Илья почесал затылок да на земь поглядел…
– Оно вишь-что, не я, а жена-баба, пусто ее, захотела лишнего.
«А ты бабы и послушался?»
– Да не послушаешь, коль тебе колотят языком, что молотом, без устали, без милости, – дай, да подай, да вынеси!.. так уж оно лучше, от такого горя или из дома бежать, или добыть-приискать чего ей хочется.
«Эх брат, Илья, полвека ты дожил, а уму-разуму у тебя все еще не вод; вишь тебя взнуздали словно лошадь рабочую! Я и лыс, а молодой бабе не поддамся, а ты и молод да опростоволосился!»
– Да, толкуй себе, проворчал Илья, ведь это хорошо только рассказывать, хорошо в чужом деле указывать; а на своем поле не станешь ржи косою косить, за то, что растет лебеда между колоса!
«Ну ладно, Илья, ладно; толкуешь ты и сам складно, да делаешь шиворот на выворот!.. не стану я тебя словами учить, языком, что Лопатою, вкладывать ума-разума; а покажу на деле; уж тогда брат, сам смекай, где берег, где край; набирайся уму, да не умничай! Еще издали я заметил по походке, что это ты идешь, и дался диву: зачем это, думаю, Илья в город пробирается? он его, по своей простоте, прежде что огня боялся, и идешь ты пешь, да и голову повесил, видно не от радости, а кручина видно тяжелая тянет буйную к сырой земле!. Вот я и поспешил тебя утешить, Илья Макарычь, сердечный ты мой, добрый приятель, мужик-простак, женнин паголинок… А от чего я тебя поважаю и этого не утаю:
Прост ты мужик, худо делаешь, что своей жены-бабы-хозяйки по дудке пляшешь, а с другой стороны, доброты в тебе столько, что еслиб, в городе, отбирать со ста по одному добряку, то и в половину бы того из них не вытопил, за то я тебя и люблю Илья Макармчь, любезный! вот что.

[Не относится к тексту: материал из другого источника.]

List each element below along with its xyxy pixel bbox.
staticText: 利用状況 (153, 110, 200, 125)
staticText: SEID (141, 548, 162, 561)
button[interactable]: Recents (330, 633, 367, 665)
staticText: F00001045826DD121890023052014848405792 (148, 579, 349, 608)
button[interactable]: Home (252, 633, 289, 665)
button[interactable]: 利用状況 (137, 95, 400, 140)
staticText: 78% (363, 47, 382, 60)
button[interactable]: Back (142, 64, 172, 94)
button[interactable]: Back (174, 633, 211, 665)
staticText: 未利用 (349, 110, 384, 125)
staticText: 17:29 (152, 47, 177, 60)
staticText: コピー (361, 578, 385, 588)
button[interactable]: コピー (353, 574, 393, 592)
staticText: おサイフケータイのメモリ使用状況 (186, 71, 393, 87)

Помнишь ли ты, как раз, когда был праздник в вашем селе, поднял ты на улице старика больного, хмельного, что валялся у лужи да носом окуней ловил; поднял ты его, и в избу к себе взял, и отливал водою холодною, встащил на печь, одел тепло, дал ночью проспаться, поутру опохмелиться, да и отпустил в путь-дорогу, насовавши ему за пазуху, тихонько от жены, и лепешек здобных и кусков разных пирогов праздничных, да еще в добавок, пятак дал, чтобы, буде от усталости, на пути винца хлебнуть захочется, так было-б на что… Так, брат Илья, не в похвальбу тебе, не всякой сделает; а ты делал это не первому и не последнему… В старик этот грешный был я; хоть я люблю над людской бедой тешиться, но люблю за доброе дело и спасибо сказать…»
– Так не уж-то-ж это ты, дядя Мартын? – спросил Илья.